The company does not expect that final resolution of these matters will have an adverse impact on its financial position, results of operations or cash flows.

"While the state court's orders denying our post-trial motions could be viewed as increasing the possibility that we will be exposed to loss in this litigation, there are appellate issues that we intend to pursue and ongoing arbitration proceedings that we believe will impact the amount of loss and /or any award to which we may be entitled," the 10-K filing said.

A call to Venetian President and Chief Operating Officer Bill Weidner was not returned Wednesday. A Las Vegas Sands spokesman said executives were bound by SEC regulations not to comment on anything outside of what is reported in the 10-K filing.

Attorneys for The Venetian argued during a nine-month trial that many of the claims by Lehrer McGovern Bovis and its subcontractors were duplicative.

For example, the jury verdict includes an award of $8 million for trade contractor overtime incurred by the construction manager. An arbitrator found that the construction manager is entitled to nothing for these exact same overtime claims.

"We intend to seek an elimination or reduction of the construction manager's and its subcontractors' mechanic's liens in an amount to be consistent with any final judgment on the verdict," Las Vegas Sands said in the report.

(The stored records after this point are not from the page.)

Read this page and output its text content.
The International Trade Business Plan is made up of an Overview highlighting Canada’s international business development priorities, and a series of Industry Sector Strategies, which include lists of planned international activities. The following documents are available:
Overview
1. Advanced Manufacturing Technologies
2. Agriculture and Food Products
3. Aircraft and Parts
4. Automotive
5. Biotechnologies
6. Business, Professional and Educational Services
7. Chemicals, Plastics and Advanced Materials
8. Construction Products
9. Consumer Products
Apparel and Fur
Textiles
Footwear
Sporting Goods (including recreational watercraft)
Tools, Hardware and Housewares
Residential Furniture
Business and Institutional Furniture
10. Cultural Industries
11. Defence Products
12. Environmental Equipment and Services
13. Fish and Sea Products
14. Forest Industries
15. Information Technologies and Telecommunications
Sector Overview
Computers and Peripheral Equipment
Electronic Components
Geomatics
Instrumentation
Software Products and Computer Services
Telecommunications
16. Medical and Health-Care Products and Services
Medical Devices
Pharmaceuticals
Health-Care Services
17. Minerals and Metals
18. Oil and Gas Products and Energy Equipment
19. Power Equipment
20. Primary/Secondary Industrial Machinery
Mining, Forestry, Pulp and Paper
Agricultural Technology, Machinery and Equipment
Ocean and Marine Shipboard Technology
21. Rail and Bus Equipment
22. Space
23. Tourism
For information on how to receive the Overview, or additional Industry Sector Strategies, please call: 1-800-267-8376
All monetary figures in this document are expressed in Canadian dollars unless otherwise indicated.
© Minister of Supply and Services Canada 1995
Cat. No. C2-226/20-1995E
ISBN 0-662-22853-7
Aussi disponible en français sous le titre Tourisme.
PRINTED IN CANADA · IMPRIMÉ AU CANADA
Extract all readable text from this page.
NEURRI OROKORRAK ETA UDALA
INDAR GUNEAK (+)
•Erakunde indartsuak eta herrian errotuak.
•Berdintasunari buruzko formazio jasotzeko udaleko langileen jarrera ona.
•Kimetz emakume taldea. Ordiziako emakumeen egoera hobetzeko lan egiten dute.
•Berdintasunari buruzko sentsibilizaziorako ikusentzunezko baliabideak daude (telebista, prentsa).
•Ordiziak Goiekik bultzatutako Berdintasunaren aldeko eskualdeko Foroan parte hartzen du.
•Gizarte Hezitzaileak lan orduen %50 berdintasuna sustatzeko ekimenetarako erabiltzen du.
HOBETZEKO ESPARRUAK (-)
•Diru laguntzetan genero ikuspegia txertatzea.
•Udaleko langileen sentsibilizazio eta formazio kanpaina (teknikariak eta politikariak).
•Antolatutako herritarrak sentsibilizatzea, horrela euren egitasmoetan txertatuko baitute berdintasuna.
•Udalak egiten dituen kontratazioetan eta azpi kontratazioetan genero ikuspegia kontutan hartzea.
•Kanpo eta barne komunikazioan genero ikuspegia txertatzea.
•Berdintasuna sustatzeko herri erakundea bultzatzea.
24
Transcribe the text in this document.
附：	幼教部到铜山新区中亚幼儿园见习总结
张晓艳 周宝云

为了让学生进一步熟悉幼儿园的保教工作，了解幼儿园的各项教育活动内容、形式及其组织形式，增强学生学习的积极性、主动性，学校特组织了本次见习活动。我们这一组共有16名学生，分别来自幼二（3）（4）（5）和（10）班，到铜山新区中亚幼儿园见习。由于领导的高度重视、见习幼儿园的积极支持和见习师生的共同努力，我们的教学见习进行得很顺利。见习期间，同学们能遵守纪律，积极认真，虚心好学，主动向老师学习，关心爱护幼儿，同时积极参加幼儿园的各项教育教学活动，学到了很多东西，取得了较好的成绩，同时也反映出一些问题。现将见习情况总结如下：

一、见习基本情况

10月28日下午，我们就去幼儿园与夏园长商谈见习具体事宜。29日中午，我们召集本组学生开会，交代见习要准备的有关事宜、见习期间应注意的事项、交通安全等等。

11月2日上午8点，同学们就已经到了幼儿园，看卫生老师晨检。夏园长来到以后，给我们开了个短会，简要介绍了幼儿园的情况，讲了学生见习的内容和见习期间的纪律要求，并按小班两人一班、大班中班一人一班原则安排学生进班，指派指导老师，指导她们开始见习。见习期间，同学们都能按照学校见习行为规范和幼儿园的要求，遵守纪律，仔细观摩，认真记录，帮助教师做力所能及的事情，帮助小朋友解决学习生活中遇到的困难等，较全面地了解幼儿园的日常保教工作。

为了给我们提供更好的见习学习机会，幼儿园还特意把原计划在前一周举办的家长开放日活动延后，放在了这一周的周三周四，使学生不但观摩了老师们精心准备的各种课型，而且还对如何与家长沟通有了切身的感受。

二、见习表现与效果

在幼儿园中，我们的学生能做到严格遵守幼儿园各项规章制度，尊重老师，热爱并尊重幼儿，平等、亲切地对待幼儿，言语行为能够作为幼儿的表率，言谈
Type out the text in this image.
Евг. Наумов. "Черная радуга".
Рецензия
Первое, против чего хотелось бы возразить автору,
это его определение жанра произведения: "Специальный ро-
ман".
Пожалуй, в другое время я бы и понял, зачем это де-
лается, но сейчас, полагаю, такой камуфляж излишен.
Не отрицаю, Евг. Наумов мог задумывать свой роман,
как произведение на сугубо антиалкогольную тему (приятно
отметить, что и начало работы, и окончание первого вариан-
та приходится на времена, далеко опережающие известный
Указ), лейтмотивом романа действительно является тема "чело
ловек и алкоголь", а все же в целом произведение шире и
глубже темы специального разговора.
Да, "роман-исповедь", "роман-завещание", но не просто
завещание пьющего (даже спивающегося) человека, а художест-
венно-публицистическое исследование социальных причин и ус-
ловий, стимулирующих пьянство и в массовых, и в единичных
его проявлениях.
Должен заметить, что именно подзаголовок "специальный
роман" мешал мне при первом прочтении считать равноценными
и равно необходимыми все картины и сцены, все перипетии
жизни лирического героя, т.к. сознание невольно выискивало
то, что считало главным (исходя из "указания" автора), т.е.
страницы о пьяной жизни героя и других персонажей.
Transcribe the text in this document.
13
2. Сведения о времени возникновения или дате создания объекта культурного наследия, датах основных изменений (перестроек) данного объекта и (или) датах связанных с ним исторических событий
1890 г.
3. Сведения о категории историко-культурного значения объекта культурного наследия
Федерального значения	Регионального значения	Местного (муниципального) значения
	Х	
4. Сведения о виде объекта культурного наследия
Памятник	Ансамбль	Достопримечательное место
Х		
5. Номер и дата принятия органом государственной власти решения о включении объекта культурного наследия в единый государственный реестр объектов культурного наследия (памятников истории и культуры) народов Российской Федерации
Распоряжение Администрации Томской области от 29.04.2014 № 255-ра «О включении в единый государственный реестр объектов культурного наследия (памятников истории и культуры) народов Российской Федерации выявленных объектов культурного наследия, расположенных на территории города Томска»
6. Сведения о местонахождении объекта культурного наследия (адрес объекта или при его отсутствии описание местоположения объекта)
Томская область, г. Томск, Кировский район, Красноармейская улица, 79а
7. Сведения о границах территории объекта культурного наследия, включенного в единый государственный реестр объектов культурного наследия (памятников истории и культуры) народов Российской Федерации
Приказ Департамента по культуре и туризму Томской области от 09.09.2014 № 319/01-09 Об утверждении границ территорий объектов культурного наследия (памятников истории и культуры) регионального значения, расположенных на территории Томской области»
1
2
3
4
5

The legal battle between The Venetian and Lehrer McGovern Bovis started soon after the hotel was completed in 1999. Subcontractors who had worked on the project filed more than $300 million in mechanics' liens for unpaid labor and material costs.

The Venetian claimed Bovis had breached its contract for a final guaranteed maximum price of $645 million. Bovis countered that any cost overruns were due to "scope changes," or extra work created by design and material changes requested by Venetian owner Sheldon Adelson.